The interviewee's correct posture may be the display of the realization of the
communication with the external world: the interviewee shows his assertiveness
in his intention of paying attention to the interviewer and of attracting
the interviewer's attention. The features of the ideal physical attendance in
Counselling are contained in the acronym SOLER: Squarely, Open, Leaning forward,
Eye contact and Relaxed (Egan, G. 1998).
The learner has initiative when he elaborates external information by
personalizing it.
The learner, as the student, learns or studies in this way:
1. He gathers the external data concerning a particular topic;
2. He selects data;
3. He puts data in a logical, chronological, alphabetical sequence;
4. He associates data for differences or similarities.
The learner memorizes when through the reiteration of a particular subject he
can remember it not only for himself but also for others at the right time and
place. Learning is completely useless if the learner cannot communicate it both
in an oral and written form.-The way of
receiving, elaborating and memorizing data depends on the personality of the
student and changes according to it. The teacher's message is one for all
students but each student receives it differently, by transforming it in
connection with his personal knowledge, ability, aptitude, habits and goals.
External Moment
The learner becomes the addresser of information
when he communicates to an audience the message regarding his memorised
learning, received and elaborated. The student has to transmit his message to
the teacher to accomplish his daily tasks or to get a good mark in his essays or
examinations.
The student's language should be coherent, logical, correct in syntax and if
necessary rich in technical words. The teacher's evaluation is based on the
student's speech, which determines his positive or negative judgement.

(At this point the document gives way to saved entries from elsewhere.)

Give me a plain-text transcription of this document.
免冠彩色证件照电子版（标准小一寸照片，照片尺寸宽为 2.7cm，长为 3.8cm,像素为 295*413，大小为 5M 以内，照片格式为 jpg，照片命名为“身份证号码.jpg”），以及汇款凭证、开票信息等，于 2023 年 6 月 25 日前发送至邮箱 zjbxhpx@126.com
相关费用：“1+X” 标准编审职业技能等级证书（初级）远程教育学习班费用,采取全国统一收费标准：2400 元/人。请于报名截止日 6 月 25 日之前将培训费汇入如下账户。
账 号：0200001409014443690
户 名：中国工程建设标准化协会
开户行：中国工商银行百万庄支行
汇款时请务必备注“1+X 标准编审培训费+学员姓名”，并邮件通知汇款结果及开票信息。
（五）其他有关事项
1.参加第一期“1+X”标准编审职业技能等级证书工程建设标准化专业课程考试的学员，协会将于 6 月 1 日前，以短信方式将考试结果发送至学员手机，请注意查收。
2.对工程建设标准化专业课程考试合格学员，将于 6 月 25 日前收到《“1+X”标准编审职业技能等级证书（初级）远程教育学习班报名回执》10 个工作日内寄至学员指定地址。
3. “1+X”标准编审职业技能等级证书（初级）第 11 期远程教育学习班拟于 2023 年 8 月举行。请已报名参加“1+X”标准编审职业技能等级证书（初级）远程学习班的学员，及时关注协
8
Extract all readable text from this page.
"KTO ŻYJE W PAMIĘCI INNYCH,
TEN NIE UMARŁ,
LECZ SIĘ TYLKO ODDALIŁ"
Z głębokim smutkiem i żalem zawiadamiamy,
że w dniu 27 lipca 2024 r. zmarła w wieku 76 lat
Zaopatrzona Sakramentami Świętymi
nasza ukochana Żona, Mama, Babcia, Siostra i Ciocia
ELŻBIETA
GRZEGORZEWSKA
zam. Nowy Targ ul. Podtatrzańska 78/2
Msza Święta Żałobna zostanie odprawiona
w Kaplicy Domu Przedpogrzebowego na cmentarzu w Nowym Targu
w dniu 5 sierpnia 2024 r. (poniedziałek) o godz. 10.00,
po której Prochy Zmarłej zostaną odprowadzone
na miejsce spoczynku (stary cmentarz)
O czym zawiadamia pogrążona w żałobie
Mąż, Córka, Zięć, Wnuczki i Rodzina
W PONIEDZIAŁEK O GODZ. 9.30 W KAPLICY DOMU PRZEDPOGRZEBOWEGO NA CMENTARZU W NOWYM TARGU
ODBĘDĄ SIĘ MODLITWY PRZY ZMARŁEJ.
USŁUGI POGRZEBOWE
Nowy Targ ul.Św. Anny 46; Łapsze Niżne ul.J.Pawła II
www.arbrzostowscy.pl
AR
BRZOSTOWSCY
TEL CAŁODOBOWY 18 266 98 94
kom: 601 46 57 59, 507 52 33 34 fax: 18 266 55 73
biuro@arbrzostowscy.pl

Learning is accomplished and useful when the transferring of information is
realized:
External Moment: Transfer to the outside Internal Moment: Self-transfer to the inside External moment :
Transfer
to
the outside Information should not be kept either by the addresser,
or by the addressee, but it should be transferred by the addressee who becomes
the addresser in his act of transferring the information itself
1 Addresser: the sender of information.